The quality control was performed based on a graphic user interface (GUI) which the detected isolated spots overlaid on the original and the observer could correct e.g. add, delete, move the spots. The verification was performed using 31 FOV on the simplex silver microscope images by a trained observer. The agreement plot is shown below with the R2 of 0.99 and CCC = 0.99. The example of the spot counting results before and after the correction is in Fig. 7. The correspondence of total spot count identified by the observer (115,154) and the algorithm (112,809) is illustrated in the accompanying Table 1.

Table 1. The total spot counts between the algorithm and the observer
Fig. 7.
figure 7

Illustrates the overall scatter of the spot count correspondence between the expert observer and the algorithm results (R2 = 0.99, CCC = 0.99) verified on 31 FOVs.

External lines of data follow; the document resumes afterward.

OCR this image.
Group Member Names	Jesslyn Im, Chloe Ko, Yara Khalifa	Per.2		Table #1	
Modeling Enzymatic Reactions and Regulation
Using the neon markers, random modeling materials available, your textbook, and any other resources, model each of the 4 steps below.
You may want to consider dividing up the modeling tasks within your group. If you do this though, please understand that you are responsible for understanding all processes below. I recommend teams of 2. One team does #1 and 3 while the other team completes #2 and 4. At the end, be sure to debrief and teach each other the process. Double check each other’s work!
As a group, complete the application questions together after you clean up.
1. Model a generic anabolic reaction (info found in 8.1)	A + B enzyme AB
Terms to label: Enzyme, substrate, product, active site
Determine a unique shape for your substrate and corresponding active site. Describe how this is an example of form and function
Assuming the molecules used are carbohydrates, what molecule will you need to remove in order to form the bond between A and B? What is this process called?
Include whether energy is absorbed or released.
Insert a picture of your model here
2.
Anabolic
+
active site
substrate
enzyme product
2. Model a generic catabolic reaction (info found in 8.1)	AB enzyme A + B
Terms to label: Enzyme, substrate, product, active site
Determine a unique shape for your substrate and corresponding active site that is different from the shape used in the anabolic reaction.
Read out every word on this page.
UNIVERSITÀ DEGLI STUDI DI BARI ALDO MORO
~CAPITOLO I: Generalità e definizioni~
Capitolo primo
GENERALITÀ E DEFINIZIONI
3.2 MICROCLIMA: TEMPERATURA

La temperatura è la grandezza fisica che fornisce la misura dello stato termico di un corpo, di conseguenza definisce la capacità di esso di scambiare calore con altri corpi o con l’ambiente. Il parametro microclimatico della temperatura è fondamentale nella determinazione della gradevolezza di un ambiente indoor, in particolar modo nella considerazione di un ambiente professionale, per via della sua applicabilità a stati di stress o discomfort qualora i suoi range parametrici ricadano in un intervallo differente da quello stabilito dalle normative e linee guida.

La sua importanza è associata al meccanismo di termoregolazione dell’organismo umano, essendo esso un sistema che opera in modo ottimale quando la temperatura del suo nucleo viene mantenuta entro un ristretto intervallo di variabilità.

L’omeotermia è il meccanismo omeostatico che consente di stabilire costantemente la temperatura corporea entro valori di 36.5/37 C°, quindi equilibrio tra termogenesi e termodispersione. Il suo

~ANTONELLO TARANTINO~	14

3.2 Individual Spot Feature Characteristics and Number of Predictive Spots in Signal Aggregates

We characterized and compared the dots generated by a single probe (i.e., Kappa 01, Kappa 02, or Kappa 03) versus a cocktail of three probes (e.g., Kappa 01, 02, 03), and no probe control using tonsil tissue. As seen in Fig. 8, the intensity of three probes shows wider range than in the one probe images, whereas, the blurriness, size, and roundness characteristics of the spots generated by one probe are not different to spots generated by three probes. As seen in Fig. 9, the analysis result image overlaid with superpixel outlines (green), the overlaid red dots indicating the isolated spots detected by the algorithm, and a red number indicating the additional spots estimated for the aggregate signal within each superpixel.

Fig. 8.
figure 8

Illustrates histograms of the spot characteristics of (a) intensity, (b) blurriness, (c) size, and (d) roundness generated by a single probe (i.e., Kappa 01, Kappa 02, or Kappa 03) versus a cocktail of three probes (Kappa 01,02,03).

Fig. 9.
figure 9

The analysis result image overplaid with superpixel outlines (green), the overplaid red dots indicating the isolated spots detected by the algorithm, and a red number indicating the additional spots estimated within the aggregate signal with each superpixel. (Color figure online)

4 Conclusions

In this study, we have leveraged the unique detection features of the RNA ISH technology to develop a new method to quantify the RNA signal in FFPE tissue, while maintaining tissue context. It is anticipated that this method will enable analysis of gene expression changes in heterogeneous cancer and normal cells and tissues, with single cell resolution, thereby enabling evaluation of the clinical utility of the plethora of RNA biomarkers encoded in the human genome.